Mansoor’s three sisters and their families had been on the same flight to London, but in the crowd at Heathrow, Layla lost track of them. She assumed they had been sent to another camp. Layla had two brothers, but both had settled in Kenya many years ago. She had even suggested to Mansoor that they could go to Nairobi. But by the time Mansoor agreed, all countries surrounding Uganda had sealed their borders. In London, Sikin and Farzana would constantly ask Layla when their father would be joining them. “Soon, bheta, soon,” Layla would say as she tried to stretch her mouth into a smile. After a few months, the girls stopped asking.

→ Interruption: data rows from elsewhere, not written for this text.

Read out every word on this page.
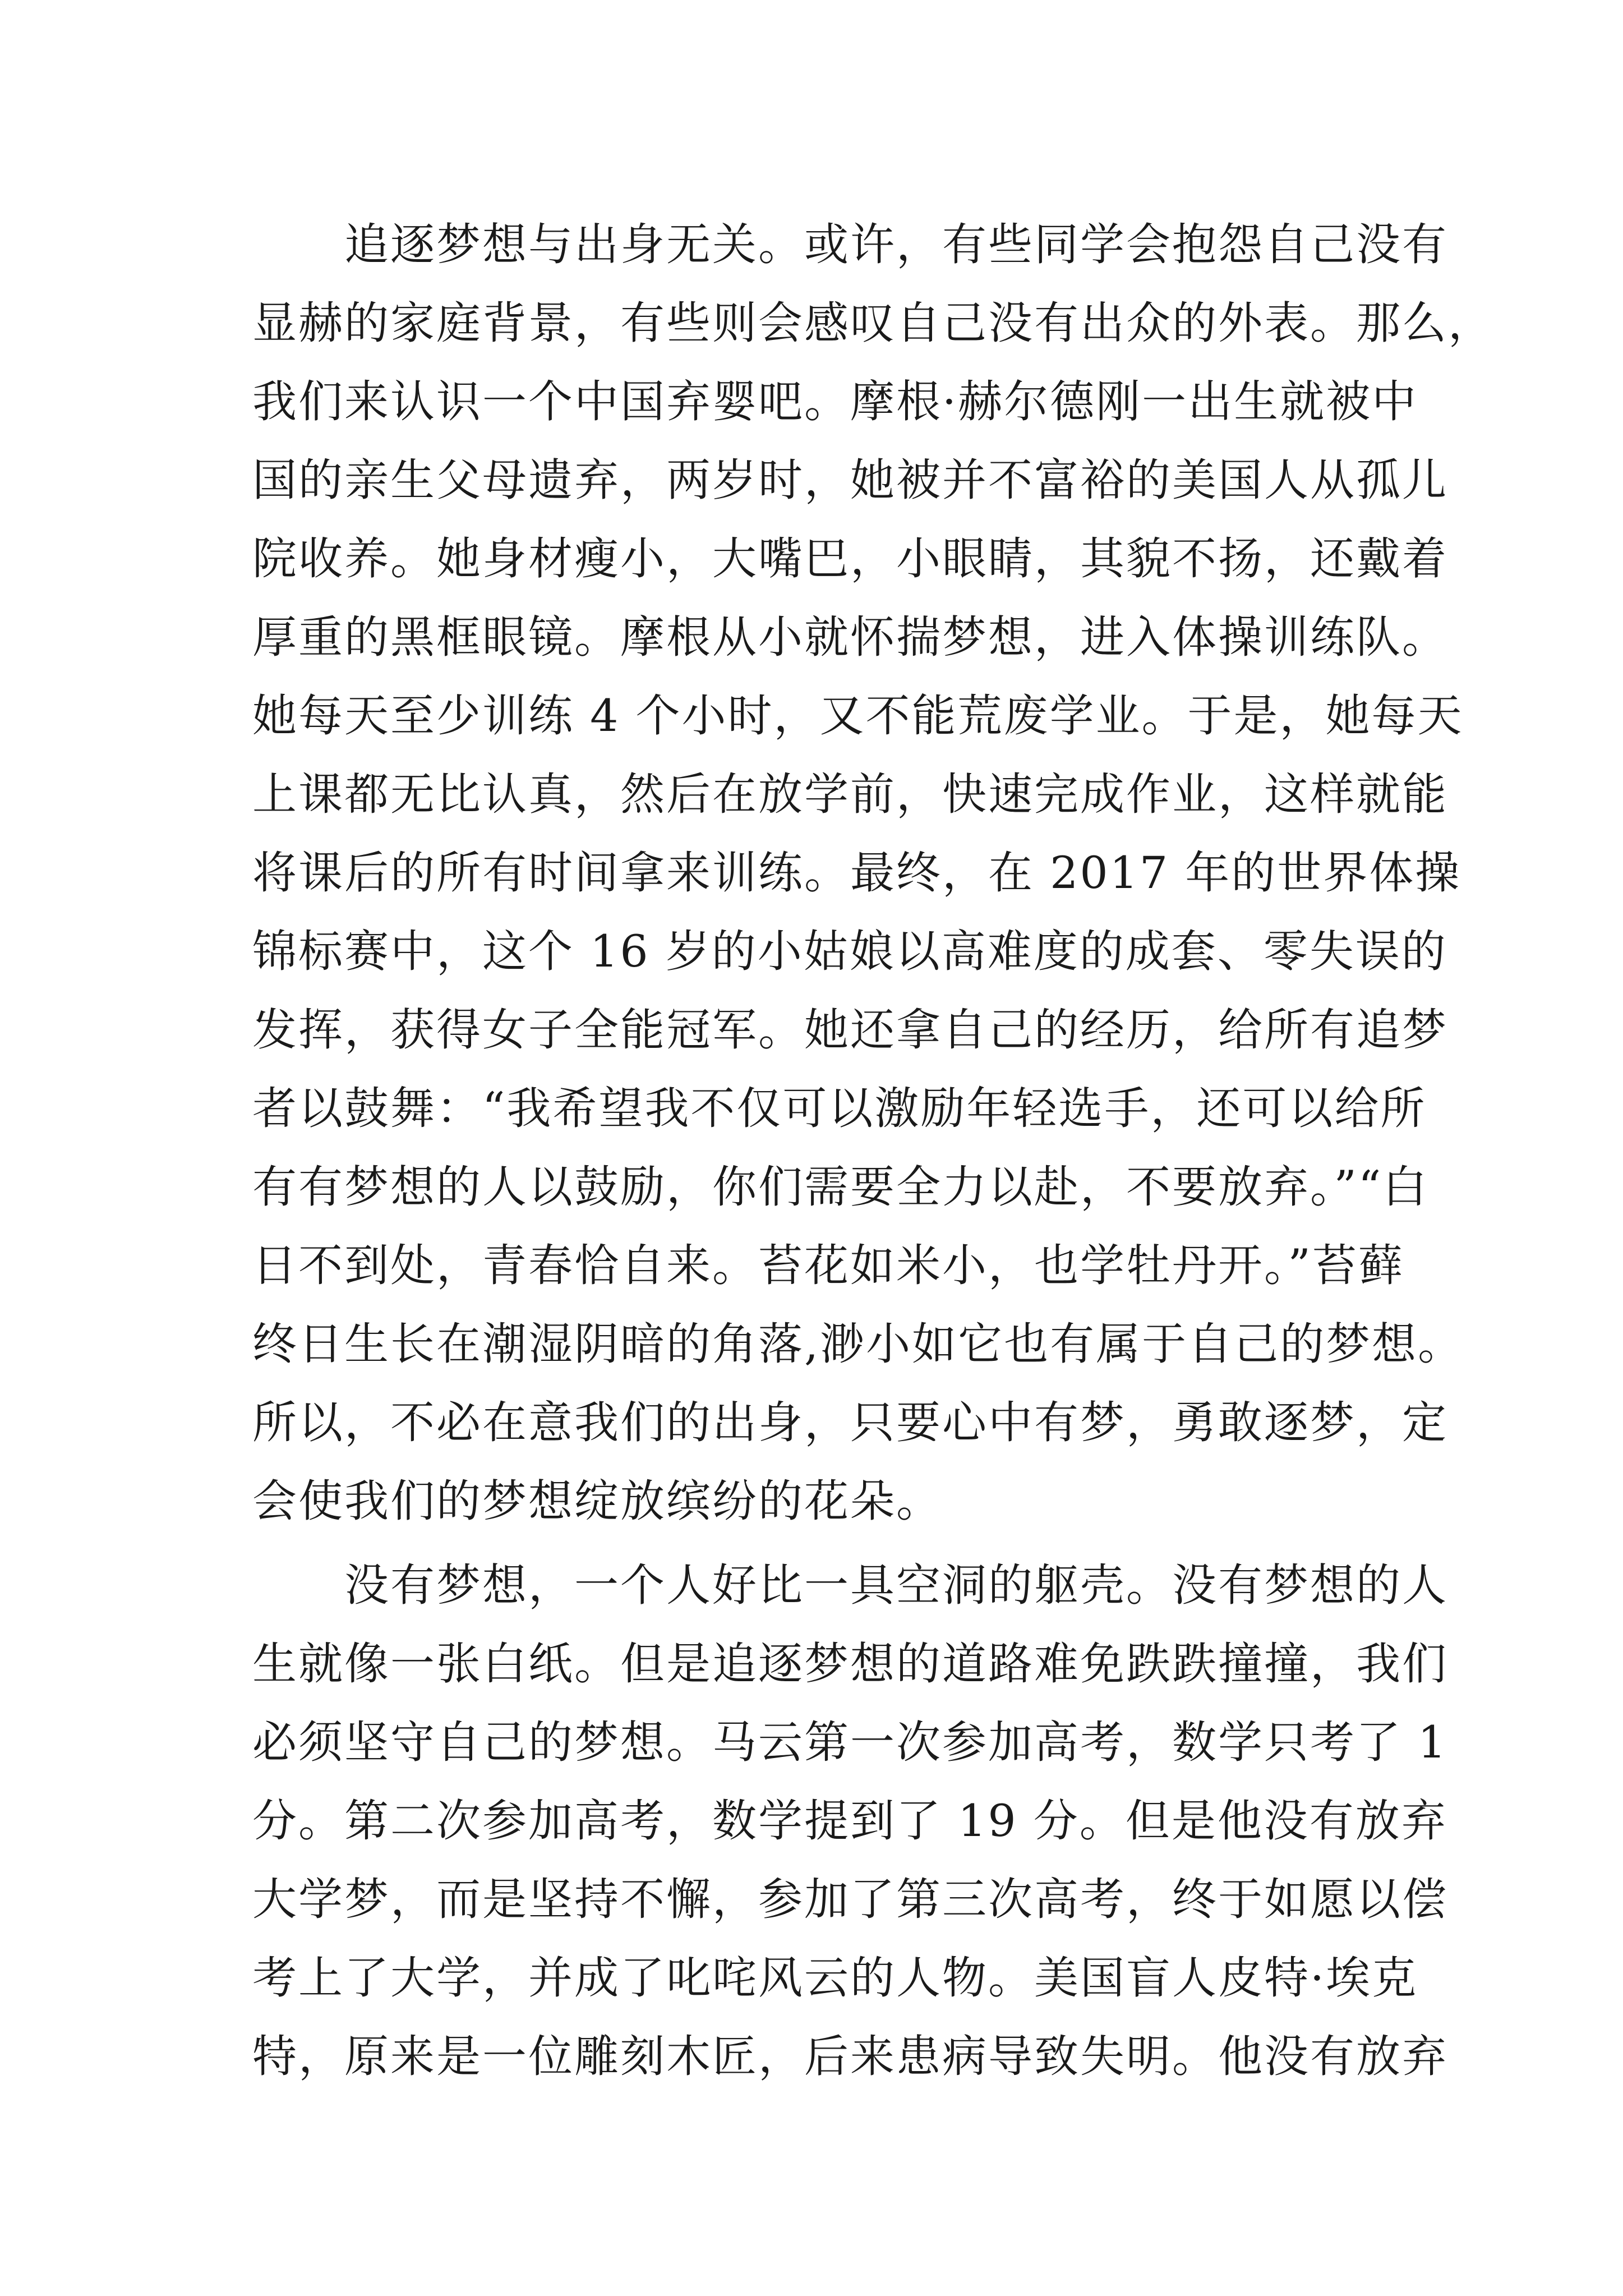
　　追逐梦想与出身无关。或许，有些同学会抱怨自己没有
显赫的家庭背景，有些则会感叹自己没有出众的外表。那么，
我们来认识一个中国弃婴吧。摩根·赫尔德刚一出生就被中
国的亲生父母遗弃，两岁时，她被并不富裕的美国人从孤儿
院收养。她身材瘦小，大嘴巴，小眼睛，其貌不扬，还戴着
厚重的黑框眼镜。摩根从小就怀揣梦想，进入体操训练队。
她每天至少训练 4 个小时，又不能荒废学业。于是，她每天
上课都无比认真，然后在放学前，快速完成作业，这样就能
将课后的所有时间拿来训练。最终，在 2017 年的世界体操
锦标赛中，这个 16 岁的小姑娘以高难度的成套、零失误的
发挥，获得女子全能冠军。她还拿自己的经历，给所有追梦
者以鼓舞：“我希望我不仅可以激励年轻选手，还可以给所
有有梦想的人以鼓励，你们需要全力以赴，不要放弃。”“白
日不到处，青春恰自来。苔花如米小，也学牡丹开。”苔藓
终日生长在潮湿阴暗的角落,渺小如它也有属于自己的梦想。
所以，不必在意我们的出身，只要心中有梦，勇敢逐梦，定
会使我们的梦想绽放缤纷的花朵。
　　没有梦想，一个人好比一具空洞的躯壳。没有梦想的人
生就像一张白纸。但是追逐梦想的道路难免跌跌撞撞，我们
必须坚守自己的梦想。马云第一次参加高考，数学只考了 1
分。第二次参加高考，数学提到了 19 分。但是他没有放弃
大学梦，而是坚持不懈，参加了第三次高考，终于如愿以偿
考上了大学，并成了叱咤风云的人物。美国盲人皮特·埃克
特，原来是一位雕刻木匠，后来患病导致失明。他没有放弃
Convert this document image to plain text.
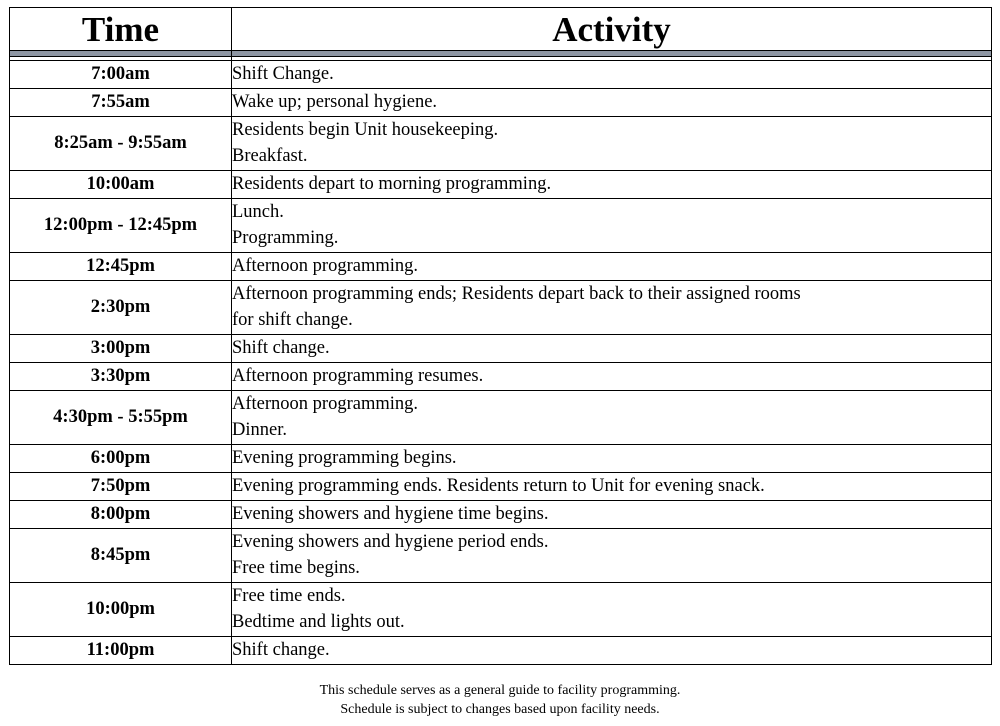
Time	Activity

7:00am	Shift Change.

7:55am	Wake up; personal hygiene.

8:25am - 9:55am	Residents begin Unit housekeeping.
Breakfast.

10:00am	Residents depart to morning programming.

12:00pm - 12:45pm	Lunch.
Programming.

12:45pm	Afternoon programming.

2:30pm	Afternoon programming ends; Residents depart back to their assigned rooms
for shift change.

3:00pm	Shift change.

3:30pm	Afternoon programming resumes.

4:30pm - 5:55pm	Afternoon programming.
Dinner.

6:00pm	Evening programming begins.

7:50pm	Evening programming ends. Residents return to Unit for evening snack.

8:00pm	Evening showers and hygiene time begins.

8:45pm	Evening showers and hygiene period ends.
Free time begins.

10:00pm	Free time ends.
Bedtime and lights out.

11:00pm	Shift change.
This schedule serves as a general guide to facility programming.
Schedule is subject to changes based upon facility needs.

The Uganda Resettlement Board urged everyone to get jobs quickly; London newspapers reported that many refugees were getting much too comfortable. Soon, representatives from various factories visited the camps and Layla was offered a job at a dressmaking factory in Bolton, near Manchester; the job also included accommodations at a nearby boarding house. Before accepting the position, Layla tracked down Mansoor’s sisters to ask for help; she was not yet willing to sell her wedding jewellery. Her sisters-in-law encouraged her to take the job. They said they would have gladly helped her, but their husbands were detainees and were therefore unable to work. Years later, Layla found out that their husbands had all successfully smuggled their fortunes out of Uganda. They had purchased tickets at Sabeena Airlines that went around and around the world, as if spooling the earth with miles of golden thread. Once they were in England, they quietly arranged for refunds.